Cecchettin: «La violenza di genere non è un’emergenza ma un fenomeno radicato nella nostra cultura»
Il papà di Giulia parla davanti alla Commissione parlamentare d’inchiesta sul femminicidio: «Sono semplicemente un padre che ha visto la propria vita cambiare per sempre. La giustizia serve, ma attiva dopo. Occorre lavorare sull’educazione»

L’aula è silenziosa quando Gino Cecchettin prende la parola. E’ l’ 11 novembre un giorno doloroso e importante: due anni fa moriva Giulia.
Davanti a sé, i membri della Commissione parlamentare d’inchiesta sul femminicidio. Nel cuore, il ricordo di sua figlia Giulia («una ragazza piena di vita, curiosa, generosa, capace di vedere il bene anche dove non c'era»), uccisa l’11 novembre 2023 dall’ex fidanzato Filippo Turetta.
Le sue parole non chiedono vendetta, ma responsabilità. Attraversano il dolore personale per trasformarsi in messaggio collettivo: il cambiamento deve partire dall’educazione.
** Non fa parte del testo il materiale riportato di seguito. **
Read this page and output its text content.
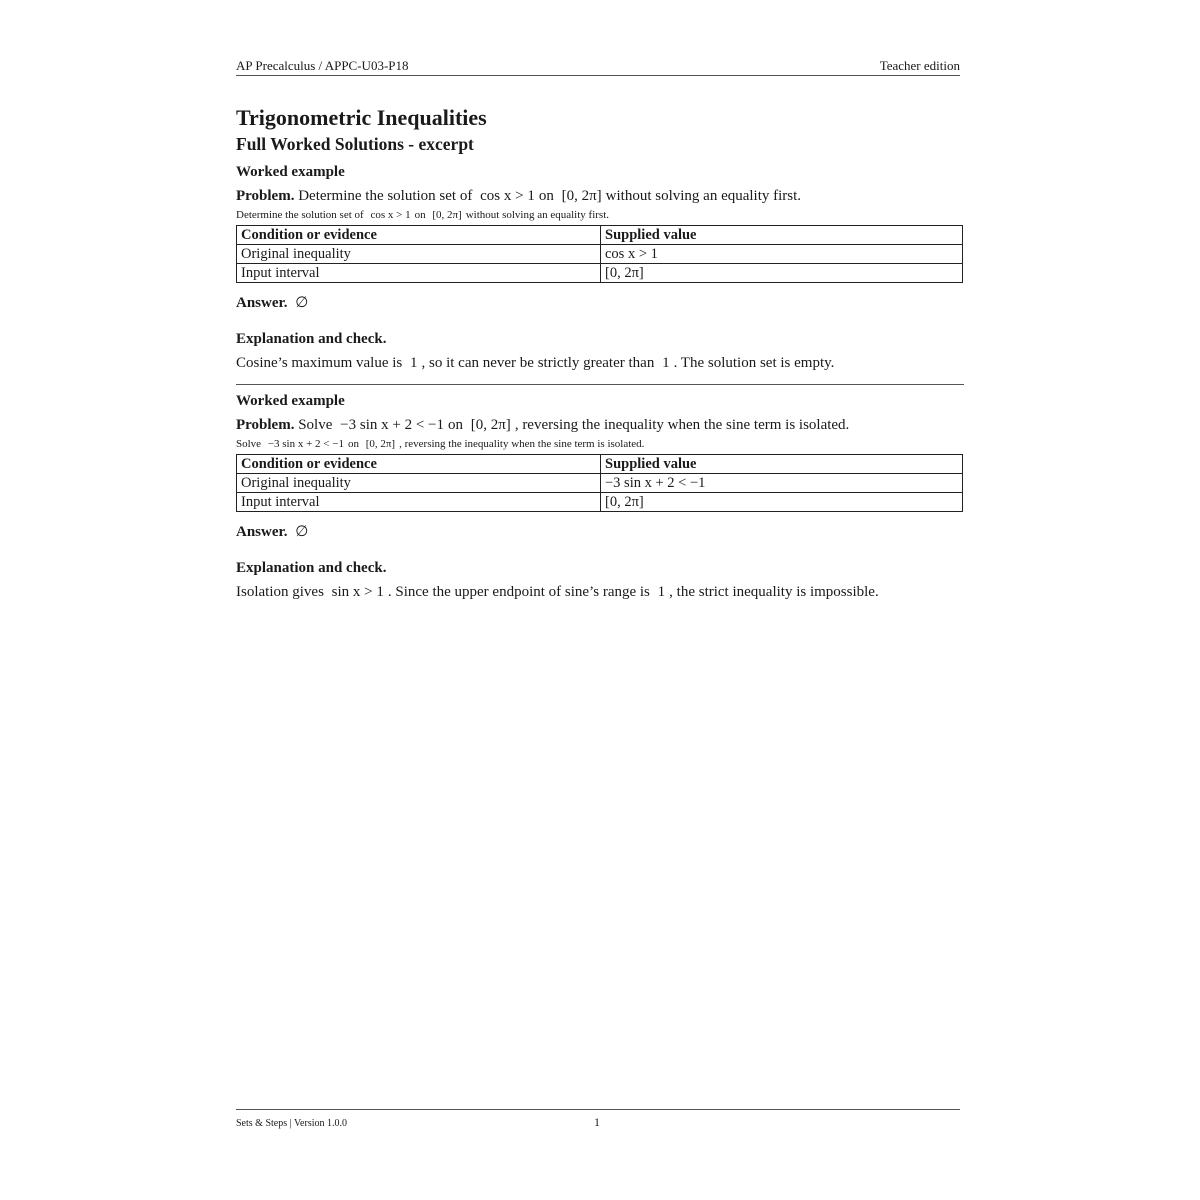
AP Precalculus / APPC-U03-P18	Teacher edition
Trigonometric Inequalities
Full Worked Solutions - excerpt
Worked example

Problem. Determine the solution set of cos x > 1 on [0, 2π] without solving an equality first.

Determine the solution set of cos x > 1 on [0, 2π] without solving an equality first.

Condition or evidence	Supplied value
Original inequality	cos x > 1
Input interval	[0, 2π]

Answer. ∅

Explanation and check.

Cosine’s maximum value is 1 , so it can never be strictly greater than 1 . The solution set is empty.

Worked example

Problem. Solve −3 sin x + 2 < −1 on [0, 2π] , reversing the inequality when the sine term is isolated.

Solve −3 sin x + 2 < −1 on [0, 2π] , reversing the inequality when the sine term is isolated.

Condition or evidence	Supplied value
Original inequality	−3 sin x + 2 < −1
Input interval	[0, 2π]

Answer. ∅

Explanation and check.

Isolation gives sin x > 1 . Since the upper endpoint of sine’s range is 1 , the strict inequality is impossible.

Sets & Steps | Version 1.0.0	1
«Non sono un politico, non sono un esperto, sono semplicemente un padre che ha visto la propria vita cambiare per sempre», dice all’inizio di un discorso composto, ma attraversato da un’urgenza civile: trasformare la memoria in impegno, la perdita in un’azione che riguardi tutti.
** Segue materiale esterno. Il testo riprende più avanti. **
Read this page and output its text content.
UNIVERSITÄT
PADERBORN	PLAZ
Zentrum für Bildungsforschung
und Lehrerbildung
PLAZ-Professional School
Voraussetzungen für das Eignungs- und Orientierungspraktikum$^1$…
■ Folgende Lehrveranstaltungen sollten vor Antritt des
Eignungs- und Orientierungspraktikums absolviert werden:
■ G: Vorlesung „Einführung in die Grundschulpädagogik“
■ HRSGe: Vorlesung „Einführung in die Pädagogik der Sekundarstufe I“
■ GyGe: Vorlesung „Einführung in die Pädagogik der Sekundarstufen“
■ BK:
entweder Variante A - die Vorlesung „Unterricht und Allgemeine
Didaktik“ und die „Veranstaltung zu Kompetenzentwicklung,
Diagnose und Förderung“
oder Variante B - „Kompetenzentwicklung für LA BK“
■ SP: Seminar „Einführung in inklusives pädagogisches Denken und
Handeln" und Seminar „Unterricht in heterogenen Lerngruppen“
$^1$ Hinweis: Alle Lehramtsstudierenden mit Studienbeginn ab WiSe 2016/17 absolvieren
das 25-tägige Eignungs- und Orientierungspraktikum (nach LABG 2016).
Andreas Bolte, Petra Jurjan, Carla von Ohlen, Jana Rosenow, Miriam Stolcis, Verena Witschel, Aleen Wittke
Al centro del suo intervento, la convinzione che la risposta alla violenza non possa arrivare solo dai tribunali: «La giustizia serve, ma arriva sempre dopo», ammonisce, invitando la politica a investire sull’educazione affettiva come strumento per costruire una società più consapevole e rispettosa.
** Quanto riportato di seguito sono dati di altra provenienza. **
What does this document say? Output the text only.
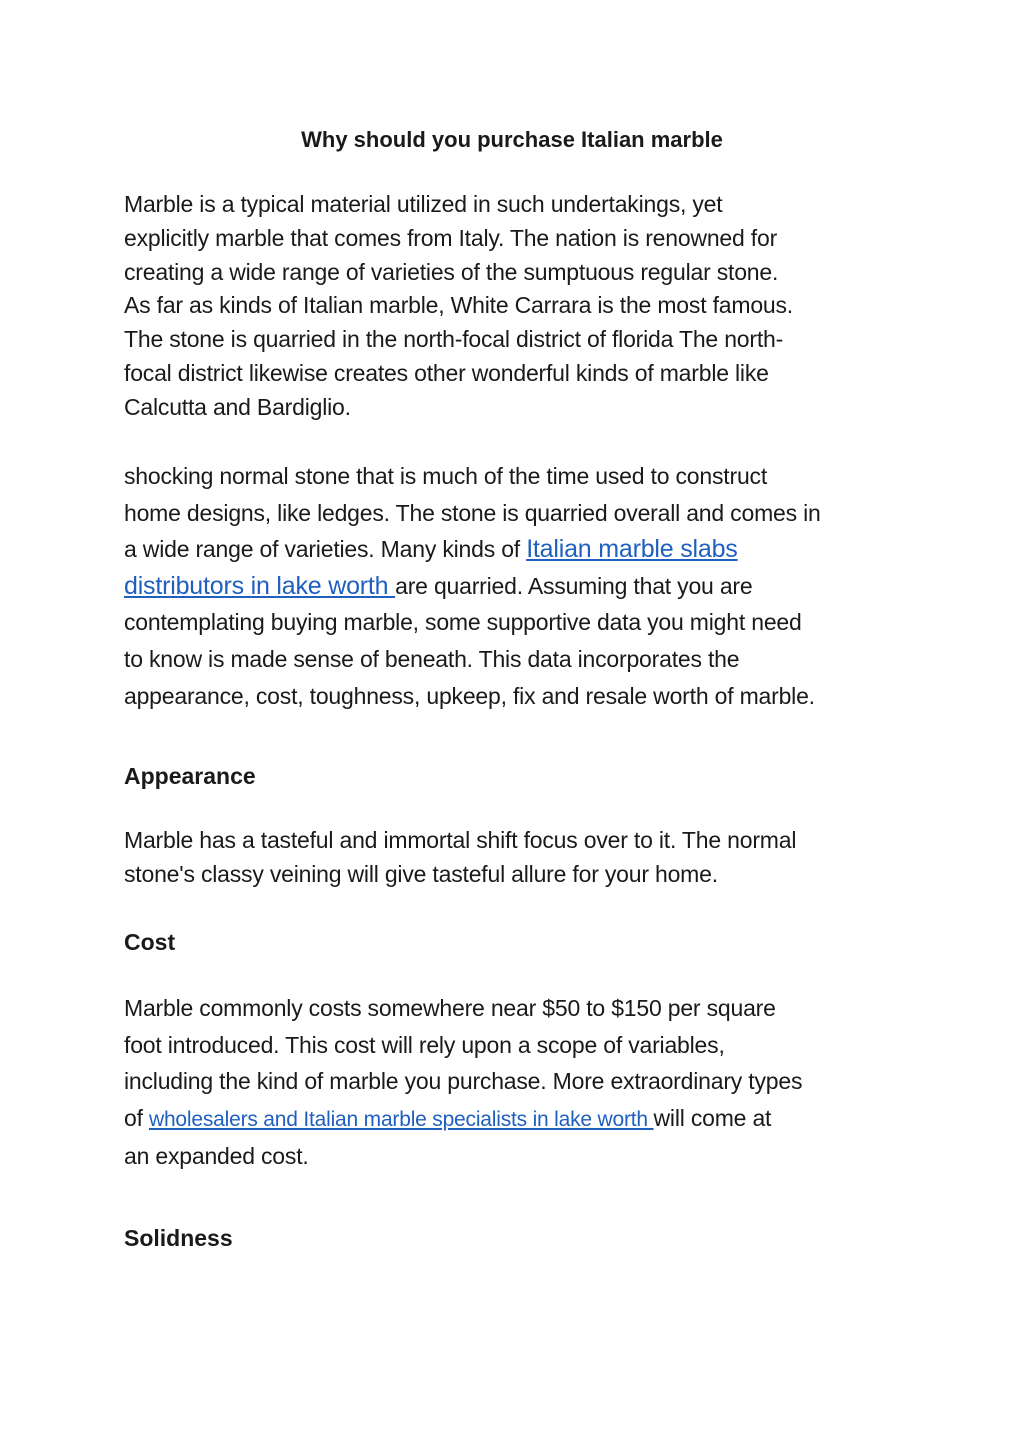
Why should you purchase Italian marble

Marble is a typical material utilized in such undertakings, yet
explicitly marble that comes from Italy. The nation is renowned for
creating a wide range of varieties of the sumptuous regular stone.
As far as kinds of Italian marble, White Carrara is the most famous.
The stone is quarried in the north-focal district of florida The north-
focal district likewise creates other wonderful kinds of marble like
Calcutta and Bardiglio.

shocking normal stone that is much of the time used to construct
home designs, like ledges. The stone is quarried overall and comes in
a wide range of varieties. Many kinds of Italian marble slabs
distributors in lake worth are quarried. Assuming that you are
contemplating buying marble, some supportive data you might need
to know is made sense of beneath. This data incorporates the
appearance, cost, toughness, upkeep, fix and resale worth of marble.

Appearance

Marble has a tasteful and immortal shift focus over to it. The normal
stone's classy veining will give tasteful allure for your home.

Cost

Marble commonly costs somewhere near $50 to $150 per square
foot introduced. This cost will rely upon a scope of variables,
including the kind of marble you purchase. More extraordinary types
of wholesalers and Italian marble specialists in lake worth will come at
an expanded cost.

Solidness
Cecchettin insiste su un concetto chiave: «Oggi la violenza di genere viene spesso raccontata come un'emergenza, ma non lo è. È un fenomeno strutturale radicato nella nostra cultura, nei linguaggi, nei modelli di relazione, negli stereotipi che continuiamo a tramandare». È in questo terreno che, secondo lui, cresce la violenza, ben prima che si trasformi in gesto estremo. «Non nasce all’improvviso, non è un raptus», ricorda. «Cresce lentamente in una società che troppo spesso giustifica, minimizza o resta in silenzio».
Il padre di Giulia parla di scuola come primo argine possibile. Un luogo dove educare non solo alla conoscenza, ma anche al rispetto e all’empatia, dove insegnare ai ragazzi che l’amore non è possesso e che la forza non si misura nel dominio. L’educazione affettiva, spiega, «non toglie nulla a nessuno ma aggiunge qualcosa a tutti: consapevolezza, rispetto, umanità».
L'impegno della fondazione Giulia Cecchettin, nasce da qui: «Dal desiderio di evitare che altri genitori debbano vivere ciò che ho vissuto io», confida papà Gino.
Infine, l'appello alle istituzioni: «Non possiamo cambiare ciò che è stato, ma possiamo cambiare ciò che sarà». La speranza, dice, è che un giorno non ci sia più bisogno di fondazioni intitolate a giovani donne uccise, perché la società avrà imparato a riconoscere e rispettare la libertà di ciascuno.
Nel secondo anniversario del femminicidio della studentessa padovana, la voce del padre suona come una lezione morale: «Credere nell'educazione come prima forma di giustizia, come la vera forma di prevenzione». Per Giulia e per tutte.